Inès Ayadi - Covid 19: Rattraper, endiguer et accélérer la vaccination
Spécialiste en économie de santé, Inès Ayadi a acquis, lors de ses passages dans divers cabinets ministériels, une bonne connaissance du secteur. Que ce soit en tant que chargée de mission auprès de ministres successifs de la Santé ou auprès du ministre des Affaires sociales, elle est à la fois témoin et acteur des politiques publiques déployées ces dernières années. Ines Ayadi est docteur en sciences économiques de l’Université de Paris-Dauphine et de la faculté des Sciences économiques et de Gestion de Sfax, spécialiste en économie de santé. Proche conseillère du ministre Faouzi Mehdi à la Santé, elle fait partie activement de la task-force mise en place pour la lutte contre la Covid-19. Avec le recul, quels sont les retards constatés à l’allumage ? Des hésitations au départ? De mauvaises appréciations et décisions ? Et où se situent les blocages ? Sans détour, Inès Ayadi a répondu aux questions de Leaders.
Interview.
Quels sont les principaux enseignements tirés?
La Tunisie a été prompte à faire face dès le 30 janvier 2020 à la pandémie. Un plan de prévention et de riposte a été élaboré. L’objectif était de dépister le virus rapidement et de réduire sa prolifération, tout en se préparant à la prise en charge des patients.
Si la première vague a été maîtrisée, c’était grâce à des mesures précoces drastiques (confinement général) prises par le gouvernement. La stratégie de prise en charge s’est appuyée sur l’hôpital et le SAMU. Mais elle a totalement ignoré les services de proximité publics et privés.
En outre, et aussi déplorable soient-elles, la levée du confinement et la réouverture des frontières sont accompagnées par un relâchement total de la vigilance et le non-respect des gestes barrières.

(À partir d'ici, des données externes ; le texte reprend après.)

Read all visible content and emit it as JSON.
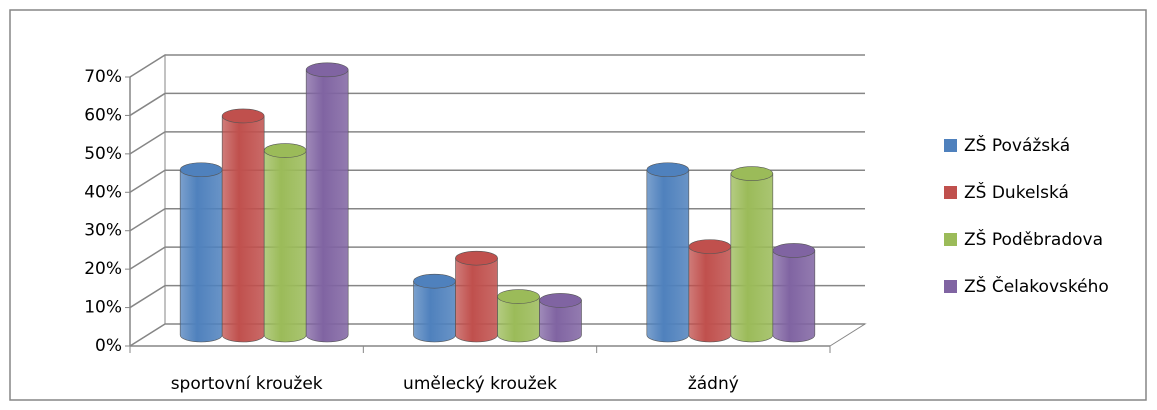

Une deuxième vague était prévisible et il fallait s’y préparer. Malheureusement, les commandes d’équipements de protection individuelle (EPI) et de réactifs nécessaires aux tests n’ont été passées que fin juillet seulement. De plus, les laboratoires de biologie relevant du secteur privé ont été autorisés, en deuxième phase, à effectuer des tests PCR, mais cela a permis une plus large couverture territoriale ainsi qu’une réduction du délai d’attente des résultats.
Face à la résurgence de la deuxième vague, la première ligne de santé de base a été activée pour une prise en charge précoce. Au niveau du secteur public, la capacité d’oxygénothérapie est limitée et il a fallu la renforcer au fur et à mesure. Par ailleurs, la coordination entre les deux secteurs public et privé était restée relativement limitée.

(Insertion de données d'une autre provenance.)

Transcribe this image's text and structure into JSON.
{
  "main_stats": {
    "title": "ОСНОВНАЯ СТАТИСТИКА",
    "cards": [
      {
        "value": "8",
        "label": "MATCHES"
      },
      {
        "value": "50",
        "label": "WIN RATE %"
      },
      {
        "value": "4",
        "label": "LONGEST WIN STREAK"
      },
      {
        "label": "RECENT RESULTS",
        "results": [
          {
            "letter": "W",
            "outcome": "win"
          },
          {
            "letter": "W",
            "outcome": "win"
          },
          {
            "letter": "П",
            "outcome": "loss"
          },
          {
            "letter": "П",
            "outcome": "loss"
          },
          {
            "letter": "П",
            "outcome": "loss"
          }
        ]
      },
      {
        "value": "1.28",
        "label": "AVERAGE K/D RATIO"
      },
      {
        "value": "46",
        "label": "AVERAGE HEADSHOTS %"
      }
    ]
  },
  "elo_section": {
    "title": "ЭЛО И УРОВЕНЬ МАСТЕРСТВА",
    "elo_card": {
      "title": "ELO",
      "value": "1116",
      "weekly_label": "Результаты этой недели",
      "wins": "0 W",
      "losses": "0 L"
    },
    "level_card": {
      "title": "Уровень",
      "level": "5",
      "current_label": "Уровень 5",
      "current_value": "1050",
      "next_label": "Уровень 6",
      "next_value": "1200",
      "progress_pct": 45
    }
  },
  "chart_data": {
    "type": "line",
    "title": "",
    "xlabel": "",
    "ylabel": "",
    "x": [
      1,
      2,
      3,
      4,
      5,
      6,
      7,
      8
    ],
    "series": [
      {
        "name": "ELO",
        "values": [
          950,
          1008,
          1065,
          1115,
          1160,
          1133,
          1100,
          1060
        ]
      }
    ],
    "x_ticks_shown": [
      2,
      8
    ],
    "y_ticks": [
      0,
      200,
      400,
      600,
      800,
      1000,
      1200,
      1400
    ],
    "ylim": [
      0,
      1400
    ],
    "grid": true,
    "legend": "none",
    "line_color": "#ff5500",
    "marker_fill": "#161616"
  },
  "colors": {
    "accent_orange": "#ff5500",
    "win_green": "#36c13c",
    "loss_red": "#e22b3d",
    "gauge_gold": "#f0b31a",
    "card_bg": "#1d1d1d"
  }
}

Les textes d’application de la télémédecine ne sont pas encore publiés, ce qui a retardé l’intégration de la consultation à distance.
Quels enseignements majeurs en tirer tant pour renforcer le dispositif santé que pour la gestion de pareille pandémie?
D’abord, l’importance d’investir dans le secteur de la santé pour répondre efficacement aux crises. La mise en œuvre des choix stratégiques de la politique nationale de la santé est une urgence pour avoir un système de santé efficient. Ensuite, il faut s’adosser à une stratégie de sécurité sanitaire à même de garantir la continuité des services et des réserves d’urgence (médicaments, lits, respirateurs, EPI, etc.). La gestion de l’épidémie doit également privilégier la proximité et un processus participatif multisectoriel.
Le secteur de la santé publique a démontré qu’il est le garant de l’équité dans l’accès aux soins. La décision de réquisitionner des services dédiés pour la prise en charge des patients atteints de la Covid-19 au niveau des structures sanitaires publiques a permis d’éviter le débordement et d’assurer la continuité des autres services de soins. La mutualisation des efforts et des ressources est la solution optimale en temps de crise.
Quels objectifs se fixe désormais le ministère pour la prise en charge et la vaccination?
Alors que la vaccination contre la Covid-19 vient de commencer le 13 mars 2021, l’apparition de nouvelles mutations (principalement britannique) nécessite une vigilance extrême et une application rigoureuse des mesures barrières (port du masque, distanciation, lavage des mains et aération). A l’échelle nationale, la stratégie vaccinale vise à vacciner 50% de la population générale dès 2021, en commençant par tous les groupes de population à risques pour les complications graves de la Covid-19.
Elle permet de diminuer le fardeau de la maladie, de réduire les conséquences psychiques, sociales et économiques négatives liées à cette pandémie et de maintenir les capacités du système de santé.
La stratégie nationale repose sur les principes suivants: un accès équitable à des vaccins gratuits, efficaces, sûrs et de qualité approuvés par les données scientifiques en temps opportun et une prise de décision personnelle fondée sur des données transparentes et compréhensibles.